Oireachtas Joint and Select Committees

Wednesday, 7 March 2018

Joint Oireachtas Committee on Transport, Tourism and Sport

CIÉ Group Pensions: Discussion

9:30 am

Photo of Catherine MurphyCatherine Murphy (Kildare North, Social Democrats) | Oireachtas source

I apologise as I will have to leave to speak in the Dáil.

I have a couple of questions, but I will begin by making a few points. I accept that this is different, in that it is a statutory scheme, but let us look at it from a pensioner's perspective. Certainty about the future is something that people spend their whole lives trying to achieve, but there is a point at which it becomes too late to do that if something interjects. For some people, in particular those with a total reliance on the CIÉ pension, a significant issue arises. That has been made even worse by some of the changes to the social welfare legislation that were enacted in 2012 and 2013 and reduced people's entitlement to full pensions unless they fulfilled certain criteria. We must acknowledge that this is a serious issue for people living in poverty.

Discussions on this matter often come across as being very academic, so an indication of exactly what kind of money people would exist on - there are various grades, of course - if they were exclusively reliant on a full pension from CIÉ would be useful. It is a sizable set of schemes at 16,000 people, for whom this is critical.

I will pick up on the point that was made about two parties signing up. Regarding whether the 1951 pension scheme was fully complied with in terms of what was submitted to the Pensions Authority in 2013, was any CIÉ board member who is currently on the 1951 scheme committee also a member of that committee in 2013 or has its membership changed totally? Has there been some crossover?

Regarding independent legal opinion, a figure of £30,000 was mentioned.
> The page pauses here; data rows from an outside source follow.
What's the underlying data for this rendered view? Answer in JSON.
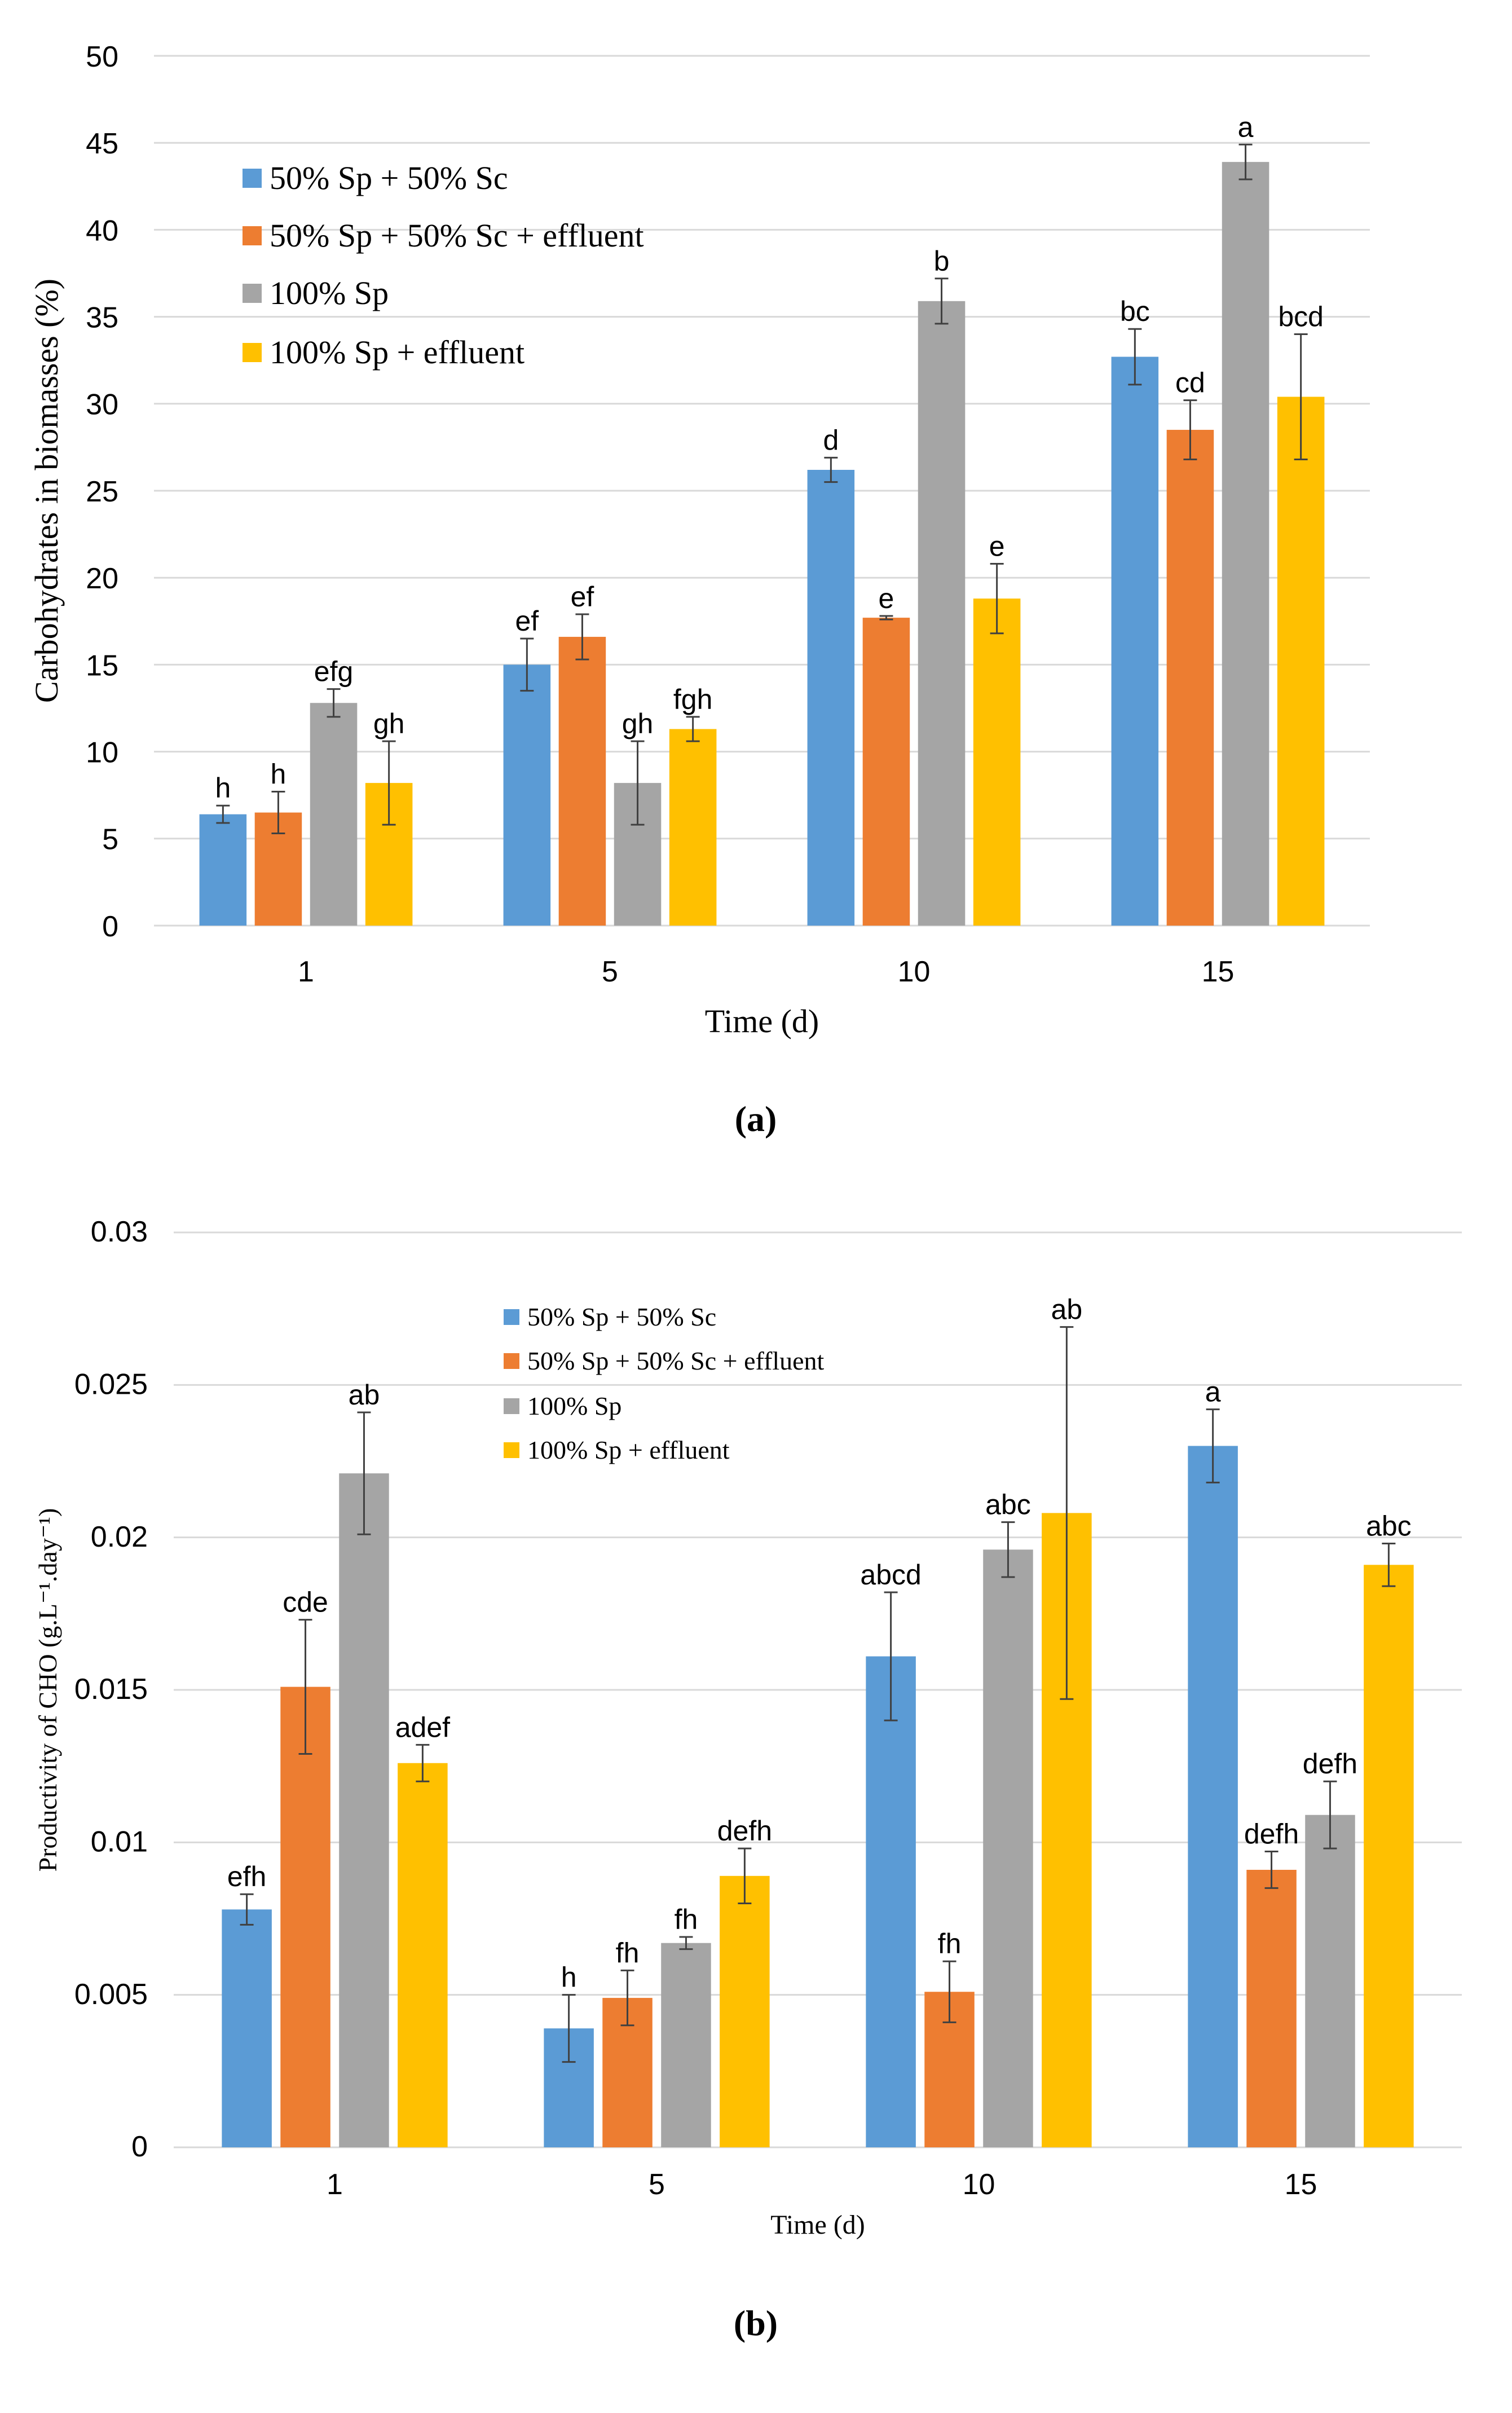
{
  "colors": {
    "series": [
      "#5B9BD5",
      "#ED7D31",
      "#A5A5A5",
      "#FFC000"
    ],
    "grid": "#D9D9D9",
    "error_bar": "#404040"
  },
  "chart_data": [
    {
      "type": "bar",
      "caption": "(a)",
      "title": "",
      "xlabel": "Time (d)",
      "ylabel": "Carbohydrates in biomasses (%)",
      "ylim": [
        0,
        50
      ],
      "yticks": [
        0,
        5,
        10,
        15,
        20,
        25,
        30,
        35,
        40,
        45,
        50
      ],
      "ytick_labels": [
        "0",
        "5",
        "10",
        "15",
        "20",
        "25",
        "30",
        "35",
        "40",
        "45",
        "50"
      ],
      "grid": true,
      "legend_position": "top-left",
      "categories": [
        "1",
        "5",
        "10",
        "15"
      ],
      "series": [
        {
          "name": "50% Sp + 50% Sc",
          "values": [
            6.4,
            15.0,
            26.2,
            32.7
          ],
          "errors": [
            0.5,
            1.5,
            0.7,
            1.6
          ],
          "labels": [
            "h",
            "ef",
            "d",
            "bc"
          ]
        },
        {
          "name": "50% Sp + 50% Sc + effluent",
          "values": [
            6.5,
            16.6,
            17.7,
            28.5
          ],
          "errors": [
            1.2,
            1.3,
            0.1,
            1.7
          ],
          "labels": [
            "h",
            "ef",
            "e",
            "cd"
          ]
        },
        {
          "name": "100% Sp",
          "values": [
            12.8,
            8.2,
            35.9,
            43.9
          ],
          "errors": [
            0.8,
            2.4,
            1.3,
            1.0
          ],
          "labels": [
            "efg",
            "gh",
            "b",
            "a"
          ]
        },
        {
          "name": "100% Sp + effluent",
          "values": [
            8.2,
            11.3,
            18.8,
            30.4
          ],
          "errors": [
            2.4,
            0.7,
            2.0,
            3.6
          ],
          "labels": [
            "gh",
            "fgh",
            "e",
            "bcd"
          ]
        }
      ]
    },
    {
      "type": "bar",
      "caption": "(b)",
      "title": "",
      "xlabel": "Time (d)",
      "ylabel": "Productivity of CHO (g.L⁻¹.day⁻¹)",
      "ylim": [
        0,
        0.03
      ],
      "yticks": [
        0,
        0.005,
        0.01,
        0.015,
        0.02,
        0.025,
        0.03
      ],
      "ytick_labels": [
        "0",
        "0.005",
        "0.01",
        "0.015",
        "0.02",
        "0.025",
        "0.03"
      ],
      "grid": true,
      "legend_position": "top-center",
      "categories": [
        "1",
        "5",
        "10",
        "15"
      ],
      "series": [
        {
          "name": "50% Sp + 50% Sc",
          "values": [
            0.0078,
            0.0039,
            0.0161,
            0.023
          ],
          "errors": [
            0.0005,
            0.0011,
            0.0021,
            0.0012
          ],
          "labels": [
            "efh",
            "h",
            "abcd",
            "a"
          ]
        },
        {
          "name": "50% Sp + 50% Sc + effluent",
          "values": [
            0.0151,
            0.0049,
            0.0051,
            0.0091
          ],
          "errors": [
            0.0022,
            0.0009,
            0.001,
            0.0006
          ],
          "labels": [
            "cde",
            "fh",
            "fh",
            "defh"
          ]
        },
        {
          "name": "100% Sp",
          "values": [
            0.0221,
            0.0067,
            0.0196,
            0.0109
          ],
          "errors": [
            0.002,
            0.0002,
            0.0009,
            0.0011
          ],
          "labels": [
            "ab",
            "fh",
            "abc",
            "defh"
          ]
        },
        {
          "name": "100% Sp + effluent",
          "values": [
            0.0126,
            0.0089,
            0.0208,
            0.0191
          ],
          "errors": [
            0.0006,
            0.0009,
            0.0061,
            0.0007
          ],
          "labels": [
            "adef",
            "defh",
            "ab",
            "abc"
          ]
        }
      ]
    }
  ]
}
How much would be required? Knowing whether the £30,000 would be sufficient would be useful. Are strings attached to the £30,000? If its provision is contingent on something being done in return for it, that is a different proposition.

I would like to hear the other side's response to my next point. It has been stated that the employees rejected an increase in their contributions. Just as it was a hard time for legal entities like the CIÉ board, it was a tough time for individuals who had significant additional costs imposed on them. It might be useful to hear whether there were other reasons for the unions to take that decision. We need a balanced understanding of the situation.

Obviously, the legal advice has to be independent. Essentially, we are discussing freeing up money to get legal advice as opposed to the advice being commissioned by CIÉ, given that the latter would raise issues of privilege and so on. What advice is being sought? There are large amounts of documentation, primary legislation and secondary legislation. Is the advice focused on that aspect or does it need to be wider? Have the trustees commissioned any legal advice? I presume that option is open to them. Is there the funding capacity to commission that advice?